Jessica Spence, PhD scholar from the UQ School of Psychology, spoke to The Academic Times about meta-analysis that examined children's linguistic-based social preferences.
Young children respond best to other people who speak with the same accent, dialect or language as themselves, even if they grow up multilingual and exposed to a diverse language environment, according to a new meta-analysis of international studies.
In a paper published in Child Development, researchers conducted the first meta-analysis of literature on infants and children's linguistic-based preferences, encompassing 38 studies.
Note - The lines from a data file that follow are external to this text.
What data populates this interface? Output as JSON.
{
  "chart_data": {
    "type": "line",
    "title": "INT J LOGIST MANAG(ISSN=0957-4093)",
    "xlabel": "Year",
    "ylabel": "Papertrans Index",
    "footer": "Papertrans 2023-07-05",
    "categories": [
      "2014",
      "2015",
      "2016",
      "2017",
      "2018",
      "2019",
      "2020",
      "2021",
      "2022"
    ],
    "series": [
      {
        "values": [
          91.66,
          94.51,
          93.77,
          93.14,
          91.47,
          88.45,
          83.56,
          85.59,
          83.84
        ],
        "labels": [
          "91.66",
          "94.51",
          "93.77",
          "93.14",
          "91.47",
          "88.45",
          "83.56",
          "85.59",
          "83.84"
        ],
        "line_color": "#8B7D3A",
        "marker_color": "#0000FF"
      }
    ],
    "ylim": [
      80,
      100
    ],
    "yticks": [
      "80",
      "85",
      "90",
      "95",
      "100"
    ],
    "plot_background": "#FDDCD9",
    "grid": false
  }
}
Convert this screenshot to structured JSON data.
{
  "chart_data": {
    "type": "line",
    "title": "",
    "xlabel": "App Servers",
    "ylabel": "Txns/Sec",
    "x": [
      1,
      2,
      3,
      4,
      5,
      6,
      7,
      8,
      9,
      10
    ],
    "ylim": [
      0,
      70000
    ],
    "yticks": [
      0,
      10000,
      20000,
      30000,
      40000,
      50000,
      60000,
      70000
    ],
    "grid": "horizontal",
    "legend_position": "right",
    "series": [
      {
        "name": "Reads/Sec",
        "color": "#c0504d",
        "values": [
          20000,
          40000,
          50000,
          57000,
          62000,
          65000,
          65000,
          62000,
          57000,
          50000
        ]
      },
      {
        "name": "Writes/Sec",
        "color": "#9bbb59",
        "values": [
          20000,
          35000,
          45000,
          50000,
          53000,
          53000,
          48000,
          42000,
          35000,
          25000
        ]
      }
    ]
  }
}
The authors found that infants and children overall prefer to engage with peers and adults who speak and sound like they do from early in their development, which was consistent with the majority of prior research.
Jessica Spence, a PhD candidate at The University of Queensland and lead author of the paper, told The Academic Times that children who grow up only speaking one language in relatively homogenous, Western cultures are usually the ones thought to have biases about accents and dialects.
But Spence was motivated to investigate whether children from all cultural and linguistic backgrounds exhibit preferences for those who speak like them, and she ultimately determined that bilingual children displayed just as much preference for speakers of their own linguistic variety as monolingual children did, if not more.
Bilingualism likely affects children's social preferences by allowing them to identify with multiple linguistic-based in-groups, and fostering opportunities for them to become accepting of people in other social groups, according to the paper.
"In particular, switching between two languages facilitates exposure to different cultural worlds, leaving bilinguals better equipped than monolinguals to understand individuals of diverse social groups and to cope with differences," the authors said.
But when choosing between native and non-native speakers, both monolingual and bilingual children in the analysed studies displayed significant native-speaker preference; and this effect appeared to be stronger for bilingual children.